Furthermore we will have to see how they composed that new arm. They may have removed SOC+Bavi patients (if any) from the control arm and added SOC+placebo patients (if any) from the 1mg arm and discarded all SOC+Bavi patients (if any) from the control arm and discarded the 1mg arm completely for the rest.

They would then have a control arm with only SOC+placebo patients and a 3mg SOC+Bavi arm to move to the FDA. This wouldn't even invalidate the statistics of randomized assignment because the criteria for reshuffling where based on an error that was made during the 'blinded' period and so any form of manipulation of forcing certain patients in a certain group can be ruled out, which is the point of the randomization.

So I think that the statsig of the 3mg arm will be the issue to tackle with the FDA. That is where survival data, updated MOS and possible Bavi's performance in other trials as well the 'kind of' moral feeling of involvement of the FDA in having licensed CSM, that should have made such errors if they follow procedures, will come inline.

So I think we'll move into a PIII where a larger group of patients and probably even stricter procedures will be design at which point or 77% MOS increase (after error correction) will very probably become 100% or more again.
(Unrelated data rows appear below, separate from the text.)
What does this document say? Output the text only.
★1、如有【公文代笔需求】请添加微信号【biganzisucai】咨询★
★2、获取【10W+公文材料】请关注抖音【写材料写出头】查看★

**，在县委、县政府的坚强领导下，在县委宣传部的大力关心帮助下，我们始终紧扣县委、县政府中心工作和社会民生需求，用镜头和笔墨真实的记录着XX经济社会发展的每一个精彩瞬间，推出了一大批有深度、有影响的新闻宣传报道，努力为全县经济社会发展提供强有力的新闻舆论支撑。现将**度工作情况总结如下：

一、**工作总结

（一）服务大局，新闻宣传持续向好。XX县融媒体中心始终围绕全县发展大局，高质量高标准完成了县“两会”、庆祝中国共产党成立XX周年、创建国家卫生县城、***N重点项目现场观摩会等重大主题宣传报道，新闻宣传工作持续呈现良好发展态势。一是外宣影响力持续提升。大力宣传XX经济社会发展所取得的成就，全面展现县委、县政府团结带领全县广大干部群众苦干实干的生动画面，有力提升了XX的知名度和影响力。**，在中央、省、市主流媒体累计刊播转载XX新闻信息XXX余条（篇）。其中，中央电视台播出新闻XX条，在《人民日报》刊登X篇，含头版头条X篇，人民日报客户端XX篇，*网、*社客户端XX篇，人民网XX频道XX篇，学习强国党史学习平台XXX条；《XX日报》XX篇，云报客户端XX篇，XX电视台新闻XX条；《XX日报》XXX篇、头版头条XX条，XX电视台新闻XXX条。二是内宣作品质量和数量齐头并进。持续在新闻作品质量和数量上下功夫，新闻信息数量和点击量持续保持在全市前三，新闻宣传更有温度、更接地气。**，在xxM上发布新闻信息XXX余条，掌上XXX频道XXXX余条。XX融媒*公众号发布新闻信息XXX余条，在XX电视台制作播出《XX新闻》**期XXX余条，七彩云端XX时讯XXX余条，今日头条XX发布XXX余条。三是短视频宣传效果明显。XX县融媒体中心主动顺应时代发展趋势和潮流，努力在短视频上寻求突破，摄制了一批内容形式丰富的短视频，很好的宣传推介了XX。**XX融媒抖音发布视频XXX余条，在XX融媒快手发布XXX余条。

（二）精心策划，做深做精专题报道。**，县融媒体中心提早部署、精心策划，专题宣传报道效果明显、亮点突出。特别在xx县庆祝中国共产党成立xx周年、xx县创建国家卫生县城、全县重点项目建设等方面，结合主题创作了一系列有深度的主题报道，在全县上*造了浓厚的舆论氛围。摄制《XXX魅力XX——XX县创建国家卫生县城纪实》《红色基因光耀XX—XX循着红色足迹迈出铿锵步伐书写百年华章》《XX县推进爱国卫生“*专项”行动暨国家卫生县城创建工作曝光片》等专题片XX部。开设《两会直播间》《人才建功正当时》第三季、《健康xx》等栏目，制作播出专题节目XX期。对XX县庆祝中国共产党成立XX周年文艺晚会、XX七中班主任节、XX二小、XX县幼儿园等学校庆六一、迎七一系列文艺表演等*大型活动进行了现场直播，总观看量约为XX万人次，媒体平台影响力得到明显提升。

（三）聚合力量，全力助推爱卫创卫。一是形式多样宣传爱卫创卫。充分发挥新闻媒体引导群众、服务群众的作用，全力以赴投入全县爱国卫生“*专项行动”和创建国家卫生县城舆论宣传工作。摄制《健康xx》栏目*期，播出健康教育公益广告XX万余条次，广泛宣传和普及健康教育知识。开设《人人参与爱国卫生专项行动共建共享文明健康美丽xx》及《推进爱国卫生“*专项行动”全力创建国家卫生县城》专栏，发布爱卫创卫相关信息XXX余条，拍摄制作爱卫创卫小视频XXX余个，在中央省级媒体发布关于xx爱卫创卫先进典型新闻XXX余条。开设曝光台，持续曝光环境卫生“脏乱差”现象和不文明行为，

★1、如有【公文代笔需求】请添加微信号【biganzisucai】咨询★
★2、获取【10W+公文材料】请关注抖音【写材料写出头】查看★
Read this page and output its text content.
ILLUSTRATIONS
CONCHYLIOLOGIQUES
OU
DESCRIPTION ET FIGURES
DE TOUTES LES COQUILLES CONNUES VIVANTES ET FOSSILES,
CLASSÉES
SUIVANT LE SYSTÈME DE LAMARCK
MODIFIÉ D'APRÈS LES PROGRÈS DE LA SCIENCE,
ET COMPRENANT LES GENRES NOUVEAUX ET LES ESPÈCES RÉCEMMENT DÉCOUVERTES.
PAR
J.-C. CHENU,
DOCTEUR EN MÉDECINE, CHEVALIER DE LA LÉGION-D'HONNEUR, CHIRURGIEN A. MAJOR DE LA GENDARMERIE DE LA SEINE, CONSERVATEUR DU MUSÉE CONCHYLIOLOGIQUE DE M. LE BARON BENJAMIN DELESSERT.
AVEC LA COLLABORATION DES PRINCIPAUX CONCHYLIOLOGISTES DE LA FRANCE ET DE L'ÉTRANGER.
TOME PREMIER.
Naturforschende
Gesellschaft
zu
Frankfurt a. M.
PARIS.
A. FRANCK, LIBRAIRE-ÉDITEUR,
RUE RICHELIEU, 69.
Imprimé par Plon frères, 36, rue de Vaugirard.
If like Garnick you pass 19 key drugs of BP's through the FDA then you know what is possible and what not and you have your informal contacts. You call and say:
- Joe, if I would... and ... do you think that would be acceptable.

and Joe replies,

- Will if you would ... and ... then I see no problem, but if you ... then we will almost certainly reject.

A 3 months later Garnick sits with Shan and others in the FDA meeting and Joe sees that the file has been molded according the information he provided and you have an allie at the other side of the table if the data is good, ONLY IF THTE DATA IS GOOD. Joe is not going to stick his neck out for Garnick.

That is called the HUMAN factor, rules are as strict as the strictness with which they are applied.